掲載日 : [2006-12-06] 照会数 : 8652
<金剛学園特集>「変わる」「変える」 07年夏、新キャンパスへ
[ バスケットボールの公式コートを確保している体育館(完成予想図) ]
広さ約3倍の好立地に
狭い古い 負のイメージ一新へ
学校法人金剛学園(金漢翊理事長、 平海校長)=大阪市西成区梅南=が07年夏、待ちに待った新キャンパスに移る。移転先の大阪市住之江区南港コスモスクェアは通称「海の新都市」とも呼ばれている。海に囲まれた緑豊かで自然環境にも恵まれる立地環境は、東京でいえばお台場を思わせる。情報の発信、経済、文化の要となる施設が整備され、国際学校を目指す金剛学園に相応しい。通学時間も鶴橋から電車で30分以内と恵まれている。移転が金剛学園の新たな飛躍の担保となることが期待されている。
教育環境が改善
移転先の敷地面積は8703平方㍍。これは現校舎の2・7倍に相当する。運動場は現在の4倍の広さになる。旧敷地では直線トラック50㍍だったのが100㍍に延びる。
新校舎は鉄筋コンクリート4階建て。延べ床面積は4500平方㍍。建物については公共事業の立ち退き補償の性格から現行の機能回復を目的にしているため、現在の規模と同程度になる。体育館は2階建て。バスケットボールの公式コートの広さを確保している。
周囲は海と豊かな自然に囲まれ、野鳥園は徒歩で通える範囲内。近隣にはアジアトレードセンターがある。同学園の鄭文植事務長は「教育環境が変わることで人間としてどう変わるのか楽しみ。きっともっと勉強しよう、アジアから世界に羽ばたこうという人材がでてくるはず。国際学校をめざす金剛学園に相応しい」と期待している。

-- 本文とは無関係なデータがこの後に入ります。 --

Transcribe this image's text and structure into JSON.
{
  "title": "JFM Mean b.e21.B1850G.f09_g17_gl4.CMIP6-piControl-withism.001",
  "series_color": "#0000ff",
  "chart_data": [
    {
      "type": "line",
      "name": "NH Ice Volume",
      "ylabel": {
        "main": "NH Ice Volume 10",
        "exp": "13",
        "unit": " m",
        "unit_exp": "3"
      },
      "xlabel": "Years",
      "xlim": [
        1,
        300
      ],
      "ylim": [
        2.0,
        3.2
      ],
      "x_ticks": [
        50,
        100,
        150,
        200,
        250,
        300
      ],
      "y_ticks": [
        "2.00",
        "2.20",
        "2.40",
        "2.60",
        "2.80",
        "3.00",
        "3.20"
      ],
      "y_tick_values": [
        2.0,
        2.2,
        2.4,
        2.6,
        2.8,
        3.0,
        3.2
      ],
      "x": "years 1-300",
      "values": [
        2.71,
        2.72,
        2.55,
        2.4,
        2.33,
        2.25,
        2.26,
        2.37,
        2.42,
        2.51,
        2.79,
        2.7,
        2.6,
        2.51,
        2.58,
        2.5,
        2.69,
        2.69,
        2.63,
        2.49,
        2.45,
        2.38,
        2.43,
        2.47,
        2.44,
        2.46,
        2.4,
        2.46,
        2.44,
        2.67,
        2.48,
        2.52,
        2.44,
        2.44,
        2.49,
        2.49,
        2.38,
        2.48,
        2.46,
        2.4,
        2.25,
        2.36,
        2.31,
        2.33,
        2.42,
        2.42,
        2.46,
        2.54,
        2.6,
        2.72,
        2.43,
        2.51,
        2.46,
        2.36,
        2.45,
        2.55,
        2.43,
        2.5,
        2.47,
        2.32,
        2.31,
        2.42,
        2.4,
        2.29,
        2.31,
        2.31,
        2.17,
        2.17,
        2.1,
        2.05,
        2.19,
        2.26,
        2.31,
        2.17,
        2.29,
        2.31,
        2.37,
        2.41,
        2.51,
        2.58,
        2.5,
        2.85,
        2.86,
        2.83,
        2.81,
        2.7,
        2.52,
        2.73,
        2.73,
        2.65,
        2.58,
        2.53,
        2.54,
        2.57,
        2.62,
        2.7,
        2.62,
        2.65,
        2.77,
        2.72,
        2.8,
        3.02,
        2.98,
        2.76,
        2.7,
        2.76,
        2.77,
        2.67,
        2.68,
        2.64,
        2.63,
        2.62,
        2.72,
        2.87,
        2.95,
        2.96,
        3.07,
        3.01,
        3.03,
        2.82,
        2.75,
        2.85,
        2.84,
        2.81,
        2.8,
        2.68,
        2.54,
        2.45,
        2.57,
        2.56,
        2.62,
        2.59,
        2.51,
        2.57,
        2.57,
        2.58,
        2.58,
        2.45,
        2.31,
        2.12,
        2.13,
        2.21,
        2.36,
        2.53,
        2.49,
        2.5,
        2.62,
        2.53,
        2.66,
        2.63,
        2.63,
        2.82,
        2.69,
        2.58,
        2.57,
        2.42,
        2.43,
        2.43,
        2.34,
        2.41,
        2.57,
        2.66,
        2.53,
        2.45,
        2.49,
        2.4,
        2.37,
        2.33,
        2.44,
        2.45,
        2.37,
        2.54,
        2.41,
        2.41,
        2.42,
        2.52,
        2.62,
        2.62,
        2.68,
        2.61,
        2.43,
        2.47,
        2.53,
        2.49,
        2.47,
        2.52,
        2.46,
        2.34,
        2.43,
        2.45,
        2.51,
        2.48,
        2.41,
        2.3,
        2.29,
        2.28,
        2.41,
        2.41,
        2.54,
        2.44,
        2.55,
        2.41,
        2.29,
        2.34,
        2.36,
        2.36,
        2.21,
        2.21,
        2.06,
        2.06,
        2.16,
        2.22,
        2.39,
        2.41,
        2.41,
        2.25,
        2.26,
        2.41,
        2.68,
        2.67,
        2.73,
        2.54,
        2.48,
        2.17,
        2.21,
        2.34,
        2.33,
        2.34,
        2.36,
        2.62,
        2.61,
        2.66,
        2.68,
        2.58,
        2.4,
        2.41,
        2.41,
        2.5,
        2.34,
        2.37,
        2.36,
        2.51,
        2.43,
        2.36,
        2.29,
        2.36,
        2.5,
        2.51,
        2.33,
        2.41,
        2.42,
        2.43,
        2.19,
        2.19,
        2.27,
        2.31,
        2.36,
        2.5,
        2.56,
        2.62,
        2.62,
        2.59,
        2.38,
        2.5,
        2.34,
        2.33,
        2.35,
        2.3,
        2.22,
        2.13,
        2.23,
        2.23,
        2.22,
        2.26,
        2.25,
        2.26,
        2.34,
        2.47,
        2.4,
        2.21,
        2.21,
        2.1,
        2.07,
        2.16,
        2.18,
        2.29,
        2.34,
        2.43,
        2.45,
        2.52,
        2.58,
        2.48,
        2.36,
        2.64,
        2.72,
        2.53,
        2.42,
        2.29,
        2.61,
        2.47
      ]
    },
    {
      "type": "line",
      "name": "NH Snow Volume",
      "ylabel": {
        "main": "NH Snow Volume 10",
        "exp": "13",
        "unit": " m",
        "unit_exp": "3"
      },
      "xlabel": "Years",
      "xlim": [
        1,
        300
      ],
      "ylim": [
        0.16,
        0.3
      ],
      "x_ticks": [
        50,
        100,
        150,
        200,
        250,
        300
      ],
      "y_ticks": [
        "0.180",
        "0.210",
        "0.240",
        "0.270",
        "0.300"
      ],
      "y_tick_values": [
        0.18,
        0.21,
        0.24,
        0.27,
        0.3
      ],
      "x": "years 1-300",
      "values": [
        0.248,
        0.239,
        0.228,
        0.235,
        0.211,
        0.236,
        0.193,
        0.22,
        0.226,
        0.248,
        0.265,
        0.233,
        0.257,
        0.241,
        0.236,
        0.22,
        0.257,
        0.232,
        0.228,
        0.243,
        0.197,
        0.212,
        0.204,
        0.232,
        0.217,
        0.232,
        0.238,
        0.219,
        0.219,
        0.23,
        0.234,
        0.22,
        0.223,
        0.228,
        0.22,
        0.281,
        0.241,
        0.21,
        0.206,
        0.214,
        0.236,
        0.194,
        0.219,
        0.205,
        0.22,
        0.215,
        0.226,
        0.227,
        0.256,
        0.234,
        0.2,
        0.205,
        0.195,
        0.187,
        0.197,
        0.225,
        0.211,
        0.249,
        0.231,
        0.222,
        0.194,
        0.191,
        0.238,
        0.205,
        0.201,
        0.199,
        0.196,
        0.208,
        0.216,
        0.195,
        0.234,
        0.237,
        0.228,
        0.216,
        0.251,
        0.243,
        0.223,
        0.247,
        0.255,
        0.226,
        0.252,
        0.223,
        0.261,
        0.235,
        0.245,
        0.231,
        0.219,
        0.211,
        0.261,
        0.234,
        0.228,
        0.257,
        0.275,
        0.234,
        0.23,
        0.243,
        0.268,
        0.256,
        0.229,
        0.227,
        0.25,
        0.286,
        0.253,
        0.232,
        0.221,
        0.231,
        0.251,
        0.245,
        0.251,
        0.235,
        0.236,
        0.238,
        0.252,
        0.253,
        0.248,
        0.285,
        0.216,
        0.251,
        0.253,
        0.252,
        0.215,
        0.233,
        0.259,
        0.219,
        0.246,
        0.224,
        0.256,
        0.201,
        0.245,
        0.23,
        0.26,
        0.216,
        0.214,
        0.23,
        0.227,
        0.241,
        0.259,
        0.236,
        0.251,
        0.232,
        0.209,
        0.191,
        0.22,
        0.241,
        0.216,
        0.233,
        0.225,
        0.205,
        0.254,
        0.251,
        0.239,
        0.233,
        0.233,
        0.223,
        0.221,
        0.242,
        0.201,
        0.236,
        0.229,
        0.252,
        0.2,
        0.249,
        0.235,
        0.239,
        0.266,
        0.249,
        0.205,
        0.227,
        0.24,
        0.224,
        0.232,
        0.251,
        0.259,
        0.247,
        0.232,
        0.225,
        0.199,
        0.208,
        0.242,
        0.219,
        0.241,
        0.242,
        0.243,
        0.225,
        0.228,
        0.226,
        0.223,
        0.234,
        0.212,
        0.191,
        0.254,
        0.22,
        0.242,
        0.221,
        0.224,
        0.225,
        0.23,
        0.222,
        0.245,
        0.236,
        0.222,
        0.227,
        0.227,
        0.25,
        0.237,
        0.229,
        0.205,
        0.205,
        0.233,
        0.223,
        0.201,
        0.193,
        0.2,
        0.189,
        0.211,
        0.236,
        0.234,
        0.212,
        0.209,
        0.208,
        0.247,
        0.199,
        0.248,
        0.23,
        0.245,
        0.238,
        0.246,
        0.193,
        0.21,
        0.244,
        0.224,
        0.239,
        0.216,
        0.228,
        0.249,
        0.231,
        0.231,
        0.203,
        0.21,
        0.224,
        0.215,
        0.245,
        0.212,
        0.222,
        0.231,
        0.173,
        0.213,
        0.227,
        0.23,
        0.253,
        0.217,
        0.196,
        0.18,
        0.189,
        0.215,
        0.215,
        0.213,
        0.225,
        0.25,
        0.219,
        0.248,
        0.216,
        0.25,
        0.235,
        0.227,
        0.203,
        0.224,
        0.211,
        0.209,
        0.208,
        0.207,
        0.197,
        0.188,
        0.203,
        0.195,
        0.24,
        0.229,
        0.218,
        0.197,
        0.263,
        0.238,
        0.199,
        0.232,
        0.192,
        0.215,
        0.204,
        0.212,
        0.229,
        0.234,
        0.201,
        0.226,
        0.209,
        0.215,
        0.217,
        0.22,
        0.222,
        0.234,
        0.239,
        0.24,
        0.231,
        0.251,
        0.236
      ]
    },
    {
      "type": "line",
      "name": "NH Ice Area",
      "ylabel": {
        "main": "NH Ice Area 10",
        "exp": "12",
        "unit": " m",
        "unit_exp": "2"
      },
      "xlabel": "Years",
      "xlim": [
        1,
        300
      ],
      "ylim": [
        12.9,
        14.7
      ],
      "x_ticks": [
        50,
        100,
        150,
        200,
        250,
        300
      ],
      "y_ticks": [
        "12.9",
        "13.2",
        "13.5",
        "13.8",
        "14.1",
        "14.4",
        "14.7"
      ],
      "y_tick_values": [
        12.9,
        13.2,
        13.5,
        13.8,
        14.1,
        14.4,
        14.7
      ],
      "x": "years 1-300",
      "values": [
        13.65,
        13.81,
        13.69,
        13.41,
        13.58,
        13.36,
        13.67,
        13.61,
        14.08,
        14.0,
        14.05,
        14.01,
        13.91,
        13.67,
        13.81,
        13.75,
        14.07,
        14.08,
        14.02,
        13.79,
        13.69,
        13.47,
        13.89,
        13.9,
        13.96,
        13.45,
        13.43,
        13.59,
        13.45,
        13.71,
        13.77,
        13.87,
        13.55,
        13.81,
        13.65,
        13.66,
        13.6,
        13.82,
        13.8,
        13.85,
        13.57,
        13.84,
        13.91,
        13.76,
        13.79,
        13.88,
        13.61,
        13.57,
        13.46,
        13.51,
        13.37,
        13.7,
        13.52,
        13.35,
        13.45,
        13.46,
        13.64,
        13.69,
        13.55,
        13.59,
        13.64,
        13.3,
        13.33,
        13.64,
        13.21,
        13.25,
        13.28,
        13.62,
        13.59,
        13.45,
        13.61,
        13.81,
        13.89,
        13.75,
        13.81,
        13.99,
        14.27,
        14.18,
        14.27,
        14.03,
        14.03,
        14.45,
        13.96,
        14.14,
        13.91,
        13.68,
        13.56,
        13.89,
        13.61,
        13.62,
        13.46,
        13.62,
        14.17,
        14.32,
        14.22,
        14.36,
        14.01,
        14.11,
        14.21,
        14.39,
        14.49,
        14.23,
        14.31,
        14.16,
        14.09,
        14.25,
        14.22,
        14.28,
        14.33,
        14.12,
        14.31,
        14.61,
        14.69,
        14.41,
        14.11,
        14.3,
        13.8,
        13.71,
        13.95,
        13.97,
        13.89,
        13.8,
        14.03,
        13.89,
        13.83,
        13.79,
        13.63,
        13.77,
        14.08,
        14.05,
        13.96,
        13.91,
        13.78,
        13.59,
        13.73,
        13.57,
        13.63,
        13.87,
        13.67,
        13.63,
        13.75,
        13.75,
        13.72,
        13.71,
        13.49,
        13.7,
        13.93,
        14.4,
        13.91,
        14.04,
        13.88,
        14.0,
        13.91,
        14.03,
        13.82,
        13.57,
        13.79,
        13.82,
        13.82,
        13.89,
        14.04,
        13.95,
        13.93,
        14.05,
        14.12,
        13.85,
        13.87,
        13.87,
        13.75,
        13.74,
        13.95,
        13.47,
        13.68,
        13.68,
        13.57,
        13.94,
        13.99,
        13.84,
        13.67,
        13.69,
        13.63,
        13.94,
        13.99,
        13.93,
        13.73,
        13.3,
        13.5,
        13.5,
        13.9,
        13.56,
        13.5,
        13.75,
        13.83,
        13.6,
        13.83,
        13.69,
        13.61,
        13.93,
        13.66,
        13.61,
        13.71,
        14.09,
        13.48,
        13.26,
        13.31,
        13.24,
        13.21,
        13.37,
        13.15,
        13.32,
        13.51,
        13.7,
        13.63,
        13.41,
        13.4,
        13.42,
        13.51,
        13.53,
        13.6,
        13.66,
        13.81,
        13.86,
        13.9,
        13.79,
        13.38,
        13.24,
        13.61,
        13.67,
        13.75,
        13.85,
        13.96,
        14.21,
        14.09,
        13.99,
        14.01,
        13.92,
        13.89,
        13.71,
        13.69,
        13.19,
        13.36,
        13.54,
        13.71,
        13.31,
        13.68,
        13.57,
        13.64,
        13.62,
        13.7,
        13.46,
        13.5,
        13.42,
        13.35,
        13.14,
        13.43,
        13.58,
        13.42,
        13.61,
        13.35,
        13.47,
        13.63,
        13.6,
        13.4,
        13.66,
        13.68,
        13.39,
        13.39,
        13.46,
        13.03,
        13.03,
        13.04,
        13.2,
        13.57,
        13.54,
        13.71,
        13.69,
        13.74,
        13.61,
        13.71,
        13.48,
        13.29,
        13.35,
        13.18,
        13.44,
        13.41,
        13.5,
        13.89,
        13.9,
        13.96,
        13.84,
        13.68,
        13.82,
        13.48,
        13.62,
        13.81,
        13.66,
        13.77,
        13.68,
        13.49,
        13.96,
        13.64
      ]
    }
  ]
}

生徒数が増加傾向にあるだけに、その受け皿として将来的には隣接地1万2297平方㍍を買収して教室数を2倍に増やし、寄宿舎も設置するなど、学校本来の機能を拡充していこうとの計画もあるという。これは自立経営という観点からも避けて通れない。
移転費用3億円
金剛学園が移転を迫られるようになったのは、大阪市の都市計画実施に伴い、小学校の現校舎全体が計画道路「加島天下茶屋線」に収用されるようになったためだ。事業は96年10月9日に認可され、金剛学園は当初、06年中の立ち退きを迫られていた。
これに対して一部理事からは「移転は我々が望んだものではない。新校舎そのものを市が補償するべきだ」とする意見もあった。だが、金剛学園としても現校舎が建立から50年を経て雨漏りがするなど老朽化していること、耐震性にも問題があり、最終的に移転を選択せざるをえない事情があった。
理事会では北津守、南港、八尾南高校の3つの移転候補地を現地調査した結果、南港がITインフラが整い、「産学連携の研究開発拠点の形成」をめざしているなど、韓国系国際学校を目指す同学園の移転予定地として最適と判断した。
ただし、大阪市が示した機能回復の公共補償費用は9億5330万円。減耗費などを差し引くと8億1200万円が支払い額だった。設計事務所の概算見積額9億8800万円に対して1億7600万円の不足額が生じる。新しい什器備品を購入したり、冷暖房設備などの環境整備も考慮に入れれば2億5000万円〜3億円余りが不足する計算だ。
理事会ではこの不足分について「みんなで助け合おう」(崔長煕理事・民団西成支部支団長)と呼びかけている。
金剛学園とは
1946年4月に西成朝鮮人学校として開校。約60年の間、5000人におよぶ卒業生を輩出してきた。近年は、韓国と日本、そして世界を結び21世紀の国際社会で活躍する人材を育成する国際学校を目指している。生徒数は小中高合わせて349人(06年11月7日現在)。